Znów chodziliśmy do szkoły, ale mnie coś nie szło z językiem flamandzkim, wciąż oblewałem i musiałem być przenoszony. W Belgii mój ojciec miał dużo znajomych, kończył Uniwersytet pod Brukselą, wydawało się więc, że będziemy mogli tam sobie ułożyć życie. Ale w tych czasach na przełomie lat 40. i 50. w Europie Zachodniej bardzo trudno było o pracę, a szczególnie dla młodych przyszłość nie rysowała się optymistycznie. Dlatego ojciec z matką  zdecydowali, że lepiej się przenieść tam, gdzie młodzi będą mieli jakieś perspektywy. Wybrali Kanadę, bo tam łatwiej można było dostać wizę.

Podróż odbywała się małymi statkami, które przewoziły dawniej wojsko, a teraz zostały przystosowane do przewozu emigrantów. Podróż trzeba było odpracować, pamiętam, że my pracowaliśmy w kuchni. Wylądowaliśmy w Halifaxie w Nowej Szkocji. Mieliśmy dalej jechać na zachód Kanady pracować na farmie (ojciec przez jakiś czas pracował na farmie i zbierał kartofle). Ale w końcu zatrzymaliśmy się w Montrealu. Rodzice mieli tu znajomych i krewnych, łatwiej było więc jakoś się zaczepić i zacząć życie w nowym miejscu. Był tu krewny Władzio Tyszkiewicz, u którego zatrzymaliśmy się na parę dni, potem była P. Maria Pinińska  oraz P. Dresher, którzy bardzo pomagali ojcu.

Dwóch braci, Jan A. (z lewej) i Paweł (z prawej) Tarnowscy na tle  kominka w Wielkiej Sali zamku z obrazem Dziadka Zdzisława hr. Tarnowskiego wiszący nad nimi, fot. arch. Marcina Tarnowskiego.
Dwóch braci, Jan A. (z lewej) i Paweł (z prawej) Tarnowscy na tle kominka w Wielkiej Sali zamku z obrazem Dziadka Zdzisława hr. Tarnowskiego wiszący nad nimi, fot. arch. Marcina Tarnowskiego.

Znów zaczęliśmy chodzić do szkoły. Ja i mój młodszy brat Paweł poszliśmy od razu do college’u. Starsze rodzeństwo musiało pójść do pracy. Rodzice natomiast pracy nie mogli znaleźć.  Gdy ojciec powiedział, że ma dwa dyplomy (szkołę handlową i rolnictwo), to człowiek, który go przyjmował, podniósł się z miejsca i oznajmił – ja panu mojej posady nie oddam. Tak więc nie tylko, że było mało miejsc pracy, to trzeba tu było mieć lokalne przygotowanie, znać realia itd. Ojciec więc  się zdecydował na jakąkolwiek pracę i poszedł sprzedawać dywany, w dużym sklepie, który wówczas nazywał się Morgan. I sprzedawał je aż do emerytury, na którą przeszedł kilkanaście lat później.

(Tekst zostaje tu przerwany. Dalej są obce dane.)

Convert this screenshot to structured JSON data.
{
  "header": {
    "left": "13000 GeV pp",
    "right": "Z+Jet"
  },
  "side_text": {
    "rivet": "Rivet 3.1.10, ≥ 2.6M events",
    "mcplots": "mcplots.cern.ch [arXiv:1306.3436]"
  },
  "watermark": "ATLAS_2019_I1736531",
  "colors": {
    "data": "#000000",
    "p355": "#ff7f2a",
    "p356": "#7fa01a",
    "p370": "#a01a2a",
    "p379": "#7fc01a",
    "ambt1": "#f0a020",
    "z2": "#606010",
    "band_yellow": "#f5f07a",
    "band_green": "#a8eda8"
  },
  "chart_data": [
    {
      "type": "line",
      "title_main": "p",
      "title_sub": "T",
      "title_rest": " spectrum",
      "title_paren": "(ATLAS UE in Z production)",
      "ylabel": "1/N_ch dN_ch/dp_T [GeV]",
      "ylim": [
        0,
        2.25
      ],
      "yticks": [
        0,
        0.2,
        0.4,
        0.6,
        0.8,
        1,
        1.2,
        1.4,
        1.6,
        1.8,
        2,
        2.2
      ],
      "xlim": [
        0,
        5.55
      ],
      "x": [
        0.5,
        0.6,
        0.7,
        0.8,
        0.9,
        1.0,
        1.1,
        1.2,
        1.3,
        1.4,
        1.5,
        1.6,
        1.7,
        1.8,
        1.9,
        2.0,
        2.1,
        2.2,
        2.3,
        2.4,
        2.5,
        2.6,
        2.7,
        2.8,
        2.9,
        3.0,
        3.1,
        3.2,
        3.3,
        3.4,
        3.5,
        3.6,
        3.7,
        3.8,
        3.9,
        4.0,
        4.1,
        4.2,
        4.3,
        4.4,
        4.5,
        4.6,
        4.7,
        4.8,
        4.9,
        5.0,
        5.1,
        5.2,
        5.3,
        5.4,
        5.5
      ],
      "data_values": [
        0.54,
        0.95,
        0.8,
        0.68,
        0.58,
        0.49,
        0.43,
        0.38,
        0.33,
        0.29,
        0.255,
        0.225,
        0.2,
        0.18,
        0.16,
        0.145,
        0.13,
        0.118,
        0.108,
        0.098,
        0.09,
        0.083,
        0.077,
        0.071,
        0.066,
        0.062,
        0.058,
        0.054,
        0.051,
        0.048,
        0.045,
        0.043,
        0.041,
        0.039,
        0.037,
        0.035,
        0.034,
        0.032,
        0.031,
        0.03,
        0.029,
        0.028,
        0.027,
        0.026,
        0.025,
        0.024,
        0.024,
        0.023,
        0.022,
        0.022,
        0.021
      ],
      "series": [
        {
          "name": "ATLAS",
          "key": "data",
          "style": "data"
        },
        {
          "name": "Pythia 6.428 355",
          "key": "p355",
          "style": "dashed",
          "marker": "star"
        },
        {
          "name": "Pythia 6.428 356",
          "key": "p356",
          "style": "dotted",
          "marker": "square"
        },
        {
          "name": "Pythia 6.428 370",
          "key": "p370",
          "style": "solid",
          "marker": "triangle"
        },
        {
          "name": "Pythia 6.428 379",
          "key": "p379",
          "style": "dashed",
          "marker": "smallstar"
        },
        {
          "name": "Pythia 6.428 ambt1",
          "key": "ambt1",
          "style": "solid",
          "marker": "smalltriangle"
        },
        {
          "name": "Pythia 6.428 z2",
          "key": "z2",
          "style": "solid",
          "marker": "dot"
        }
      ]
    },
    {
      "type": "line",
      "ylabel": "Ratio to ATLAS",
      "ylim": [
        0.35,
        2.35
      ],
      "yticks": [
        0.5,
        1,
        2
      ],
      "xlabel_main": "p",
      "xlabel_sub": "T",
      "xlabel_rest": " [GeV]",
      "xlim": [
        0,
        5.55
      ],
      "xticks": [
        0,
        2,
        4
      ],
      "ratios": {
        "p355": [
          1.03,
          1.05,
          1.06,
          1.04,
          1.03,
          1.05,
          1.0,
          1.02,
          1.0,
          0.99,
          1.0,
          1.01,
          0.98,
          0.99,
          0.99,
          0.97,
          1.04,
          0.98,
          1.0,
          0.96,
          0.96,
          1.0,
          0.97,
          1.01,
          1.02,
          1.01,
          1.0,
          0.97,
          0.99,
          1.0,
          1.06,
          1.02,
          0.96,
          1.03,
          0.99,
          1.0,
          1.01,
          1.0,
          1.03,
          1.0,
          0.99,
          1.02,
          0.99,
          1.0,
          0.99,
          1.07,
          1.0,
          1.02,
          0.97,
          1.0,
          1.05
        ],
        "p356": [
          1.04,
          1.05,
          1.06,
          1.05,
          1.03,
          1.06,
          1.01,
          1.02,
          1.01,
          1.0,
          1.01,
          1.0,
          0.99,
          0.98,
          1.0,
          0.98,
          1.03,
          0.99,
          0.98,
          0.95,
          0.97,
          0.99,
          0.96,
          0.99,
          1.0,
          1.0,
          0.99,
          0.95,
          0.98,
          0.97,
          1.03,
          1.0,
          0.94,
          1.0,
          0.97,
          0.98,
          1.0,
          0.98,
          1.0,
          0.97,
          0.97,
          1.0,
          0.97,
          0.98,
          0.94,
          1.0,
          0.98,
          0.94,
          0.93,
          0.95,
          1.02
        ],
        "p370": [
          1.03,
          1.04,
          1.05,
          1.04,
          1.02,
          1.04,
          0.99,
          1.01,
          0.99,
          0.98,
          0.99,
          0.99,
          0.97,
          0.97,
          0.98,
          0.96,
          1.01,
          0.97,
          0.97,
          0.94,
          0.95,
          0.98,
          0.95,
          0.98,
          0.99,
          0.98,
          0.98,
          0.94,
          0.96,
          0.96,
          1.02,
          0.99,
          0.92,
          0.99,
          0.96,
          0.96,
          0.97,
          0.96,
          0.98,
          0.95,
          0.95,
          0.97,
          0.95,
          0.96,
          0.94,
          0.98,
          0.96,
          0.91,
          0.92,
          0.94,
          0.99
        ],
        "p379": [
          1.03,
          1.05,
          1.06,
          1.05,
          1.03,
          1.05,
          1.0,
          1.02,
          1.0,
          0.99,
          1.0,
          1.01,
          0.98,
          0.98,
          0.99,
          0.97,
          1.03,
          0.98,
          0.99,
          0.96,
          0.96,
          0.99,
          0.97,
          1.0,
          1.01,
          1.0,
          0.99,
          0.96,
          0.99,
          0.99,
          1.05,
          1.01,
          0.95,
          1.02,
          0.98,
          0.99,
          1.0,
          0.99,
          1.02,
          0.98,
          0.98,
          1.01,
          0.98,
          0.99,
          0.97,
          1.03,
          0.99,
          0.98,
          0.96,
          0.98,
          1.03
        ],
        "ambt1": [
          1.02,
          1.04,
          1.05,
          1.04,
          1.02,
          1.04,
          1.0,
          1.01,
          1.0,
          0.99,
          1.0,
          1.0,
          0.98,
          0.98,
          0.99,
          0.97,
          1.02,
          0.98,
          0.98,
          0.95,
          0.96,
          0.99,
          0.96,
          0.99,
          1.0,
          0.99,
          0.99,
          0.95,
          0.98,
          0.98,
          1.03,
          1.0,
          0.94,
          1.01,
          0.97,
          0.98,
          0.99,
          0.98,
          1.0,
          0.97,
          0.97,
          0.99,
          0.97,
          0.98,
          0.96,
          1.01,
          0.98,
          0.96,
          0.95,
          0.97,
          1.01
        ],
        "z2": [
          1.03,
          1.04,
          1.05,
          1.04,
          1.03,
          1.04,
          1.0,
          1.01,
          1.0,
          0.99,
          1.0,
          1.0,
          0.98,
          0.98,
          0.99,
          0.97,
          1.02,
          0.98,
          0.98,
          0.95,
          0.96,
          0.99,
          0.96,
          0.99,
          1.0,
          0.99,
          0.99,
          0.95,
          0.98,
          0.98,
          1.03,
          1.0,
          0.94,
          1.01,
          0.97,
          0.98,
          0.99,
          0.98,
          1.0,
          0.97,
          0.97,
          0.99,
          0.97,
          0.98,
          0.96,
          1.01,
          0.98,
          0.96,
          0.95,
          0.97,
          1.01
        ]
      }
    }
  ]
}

Matka nauczyła się kreślić. Przez jakiś czas pracowała w fabryce samolotów jako kreślarka. Potem pracowała w biurze inżynierskim, które, o ile dobrze pamiętam, robiło m. in. przeróbkę Polskiego Konsulatu w Montrealu. No, a my, młodsi, raz się uczyliśmy, raz nie,  zmienialiśmy szkoły, różnie to bywało. Ja nawet w pewnym momencie uciekłem z domu.

Starszy brat Jaś pojechał na zachód Kanady i tam spotkał się z wujem Czartoryskim, mężem siostry mojej matki Anny Zamojskiej.  I razem pojechali „szukać skarbów”. Od 1953 czy 54 roku poszukiwał najpierw uranu, potem złota, potem nafty. Pracował w Kanadzie i poza nią – w Stanach, Ameryce Południowej, w Afryce, Azji, nawet w Nepalu. Nadzorował całe ekipy. Był od tego ekspertem. Ożenił się z Rumunką z pochodzenia, ma trzy córki, które założyły swoje rodziny. W latach 90., gdy zmienił się ustrój w Polsce, wrócił do Polski i zamieszkał w Warszawie. Zajął się walką o scalenie dzikowskich zbiorów, zaczął wytaczać sprawy i porządkować rodzinne dziedzictwo. W międzyczasie urodziły mu się dwie następne córki i  po raz drugi się ożenił, z prawniczką.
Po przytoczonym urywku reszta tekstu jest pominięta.